Even though emetophobia often appears on ‘most common phobias’ lists, it is still a relatively unknown disorder. The related eating disorder doesn’t have a name either, and that was very confusing to me as a child. I was too embarrassed to tell anyone what I was going through, aside from my parents. I didn’t even know how to explain it.
I didn’t fit the anorexia nervosa symptoms because my eating disorder had nothing to do with my body image. And I definitely didn’t have bulimia…so what was wrong with me?
It’s not just about food. I missed countless social events like birthday parties, family gatherings, concerts, school events, and more because “what if I get sick there? In front of everyone?” My emetophobia often mimicked the symptoms of social anxiety.
When I was eight years old and first realized that this fear was not going to disappear anytime soon, I remember sitting at the edge of my driveway, crying, wondering if I would still be this way when I was 10…and 15….and 20 years old…Would I still be this way as an adult?
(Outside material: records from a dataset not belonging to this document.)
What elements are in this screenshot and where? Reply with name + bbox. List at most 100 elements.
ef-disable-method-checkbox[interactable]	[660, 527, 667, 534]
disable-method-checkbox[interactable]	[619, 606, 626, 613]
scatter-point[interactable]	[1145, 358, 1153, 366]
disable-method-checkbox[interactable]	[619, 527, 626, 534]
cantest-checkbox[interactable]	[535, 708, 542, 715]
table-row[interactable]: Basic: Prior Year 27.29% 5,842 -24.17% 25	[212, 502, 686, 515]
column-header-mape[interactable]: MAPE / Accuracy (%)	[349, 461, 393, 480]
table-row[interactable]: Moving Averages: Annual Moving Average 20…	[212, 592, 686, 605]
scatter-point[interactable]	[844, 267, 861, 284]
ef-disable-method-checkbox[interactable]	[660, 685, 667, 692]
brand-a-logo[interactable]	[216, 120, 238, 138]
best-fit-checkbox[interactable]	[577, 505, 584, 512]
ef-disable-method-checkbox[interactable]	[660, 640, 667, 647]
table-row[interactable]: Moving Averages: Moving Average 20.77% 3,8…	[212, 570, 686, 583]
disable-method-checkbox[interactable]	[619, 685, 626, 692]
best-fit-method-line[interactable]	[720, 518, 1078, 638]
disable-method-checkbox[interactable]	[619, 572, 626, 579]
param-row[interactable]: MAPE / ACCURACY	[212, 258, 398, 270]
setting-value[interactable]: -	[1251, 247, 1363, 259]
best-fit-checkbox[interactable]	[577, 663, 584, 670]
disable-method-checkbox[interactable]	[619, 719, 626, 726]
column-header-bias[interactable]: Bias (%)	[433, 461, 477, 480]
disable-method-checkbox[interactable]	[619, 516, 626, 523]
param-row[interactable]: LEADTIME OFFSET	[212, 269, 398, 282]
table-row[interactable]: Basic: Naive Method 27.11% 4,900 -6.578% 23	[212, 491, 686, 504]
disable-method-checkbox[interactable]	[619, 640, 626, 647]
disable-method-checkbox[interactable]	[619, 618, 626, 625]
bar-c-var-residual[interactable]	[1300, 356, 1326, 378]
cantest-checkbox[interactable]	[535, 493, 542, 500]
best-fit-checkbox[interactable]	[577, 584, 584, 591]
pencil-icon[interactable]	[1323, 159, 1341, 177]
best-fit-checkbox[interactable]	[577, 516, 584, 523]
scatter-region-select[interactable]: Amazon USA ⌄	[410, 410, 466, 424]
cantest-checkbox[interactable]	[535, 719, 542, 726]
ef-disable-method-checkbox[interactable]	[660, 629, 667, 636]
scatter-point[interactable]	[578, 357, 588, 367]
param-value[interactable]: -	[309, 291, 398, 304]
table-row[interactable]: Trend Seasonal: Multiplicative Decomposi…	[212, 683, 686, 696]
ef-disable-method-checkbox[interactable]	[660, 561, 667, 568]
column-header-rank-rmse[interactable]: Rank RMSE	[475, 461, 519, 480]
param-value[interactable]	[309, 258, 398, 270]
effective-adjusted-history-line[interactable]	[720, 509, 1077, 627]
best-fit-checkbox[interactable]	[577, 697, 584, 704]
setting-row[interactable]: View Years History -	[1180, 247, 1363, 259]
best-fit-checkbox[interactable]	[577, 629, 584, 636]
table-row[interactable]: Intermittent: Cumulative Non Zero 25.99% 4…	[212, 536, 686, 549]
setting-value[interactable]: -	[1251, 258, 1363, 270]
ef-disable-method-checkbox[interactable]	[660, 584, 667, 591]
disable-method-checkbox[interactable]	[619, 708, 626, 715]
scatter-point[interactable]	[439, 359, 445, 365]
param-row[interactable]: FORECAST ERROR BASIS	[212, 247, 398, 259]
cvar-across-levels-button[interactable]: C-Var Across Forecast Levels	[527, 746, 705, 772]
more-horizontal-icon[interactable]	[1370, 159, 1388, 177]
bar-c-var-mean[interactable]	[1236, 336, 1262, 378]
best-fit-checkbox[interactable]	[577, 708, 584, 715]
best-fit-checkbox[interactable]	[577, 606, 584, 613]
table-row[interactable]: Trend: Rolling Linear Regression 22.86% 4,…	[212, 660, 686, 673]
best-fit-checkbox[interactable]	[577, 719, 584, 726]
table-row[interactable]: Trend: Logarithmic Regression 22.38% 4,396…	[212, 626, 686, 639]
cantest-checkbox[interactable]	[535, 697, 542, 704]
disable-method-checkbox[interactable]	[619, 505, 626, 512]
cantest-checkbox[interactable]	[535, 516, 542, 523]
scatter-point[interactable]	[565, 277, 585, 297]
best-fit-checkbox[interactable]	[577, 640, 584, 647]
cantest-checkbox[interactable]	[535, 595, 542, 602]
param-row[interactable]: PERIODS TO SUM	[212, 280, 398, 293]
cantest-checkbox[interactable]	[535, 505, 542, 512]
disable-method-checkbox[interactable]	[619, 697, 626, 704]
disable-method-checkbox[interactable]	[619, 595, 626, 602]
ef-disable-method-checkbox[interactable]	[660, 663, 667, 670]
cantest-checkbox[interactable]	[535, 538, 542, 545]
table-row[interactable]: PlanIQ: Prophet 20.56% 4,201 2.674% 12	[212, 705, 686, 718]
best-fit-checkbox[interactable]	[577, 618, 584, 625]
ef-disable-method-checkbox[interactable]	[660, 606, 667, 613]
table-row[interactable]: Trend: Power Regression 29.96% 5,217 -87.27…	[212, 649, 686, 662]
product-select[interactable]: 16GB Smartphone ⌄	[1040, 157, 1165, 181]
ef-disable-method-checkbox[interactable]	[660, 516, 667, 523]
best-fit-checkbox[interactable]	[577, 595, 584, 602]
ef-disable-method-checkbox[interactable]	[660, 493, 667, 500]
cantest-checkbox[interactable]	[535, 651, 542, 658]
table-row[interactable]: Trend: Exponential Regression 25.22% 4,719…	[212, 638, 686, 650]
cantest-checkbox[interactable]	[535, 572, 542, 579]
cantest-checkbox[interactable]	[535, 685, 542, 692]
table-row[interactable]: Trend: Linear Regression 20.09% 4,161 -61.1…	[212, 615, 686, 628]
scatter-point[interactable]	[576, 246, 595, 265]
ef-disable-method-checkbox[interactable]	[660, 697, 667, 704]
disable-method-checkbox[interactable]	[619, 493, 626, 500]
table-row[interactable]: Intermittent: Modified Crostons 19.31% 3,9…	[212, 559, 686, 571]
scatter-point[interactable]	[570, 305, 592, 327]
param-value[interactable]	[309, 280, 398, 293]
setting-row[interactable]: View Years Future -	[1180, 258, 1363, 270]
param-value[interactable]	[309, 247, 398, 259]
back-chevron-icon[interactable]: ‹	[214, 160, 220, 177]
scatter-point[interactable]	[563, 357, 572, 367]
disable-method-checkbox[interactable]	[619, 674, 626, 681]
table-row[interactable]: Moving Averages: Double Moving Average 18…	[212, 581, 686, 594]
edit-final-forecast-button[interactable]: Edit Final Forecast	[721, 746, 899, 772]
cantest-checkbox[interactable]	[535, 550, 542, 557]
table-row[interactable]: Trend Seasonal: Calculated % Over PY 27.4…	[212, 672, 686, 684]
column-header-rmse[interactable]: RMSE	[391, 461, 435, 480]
And at 25 years old, the answer is yes. Sort of.
I still struggle with emetophobia and the related eating disorder. I still skip dinner every once in a while and have long panic attacks complete with dry-heaving, shaking, hyperventilating, crying, and even mild self-harm (in an attempt to distract from stomach pain).
Emetophobia is so frustrating because you cannot avoid it. Unlike a fear of flying or heights, which can technically be avoided forever, I can’t avoid my fear. You could never step foot on an airplane again and still live a good life. I can’t stop eating. If I stop eating, I will die.
When I try to explain to people what emetophobia is like, I say it’s like a fear of breathing. Imagine if you were afraid to breathe, but…you have to breathe. So you take a breathe but every time you do, you’re terrified something horrible might happen to you.
Everyone around me eats without taking a second thought, like breathing. But every single bite I take is terrifying. Will this give me food poisoning? What about E. Coli? Will that upset my stomach? Will I have a five-hour long panic attack because of this meal?
Even though emetophobia is a huge part of my life, I am slowly overcoming it. I am making progress. I am finally at a healthy weight, I no longer have daily panic attacks during meals, and I actually look forward eating out (most of the time).
But I think the biggest change is that I am no longer embarrassed. I talk openly about my phobia to anyone who is willing to hear in hopes that my story can both bring awareness and comfort to those suffering like I did. You are not alone.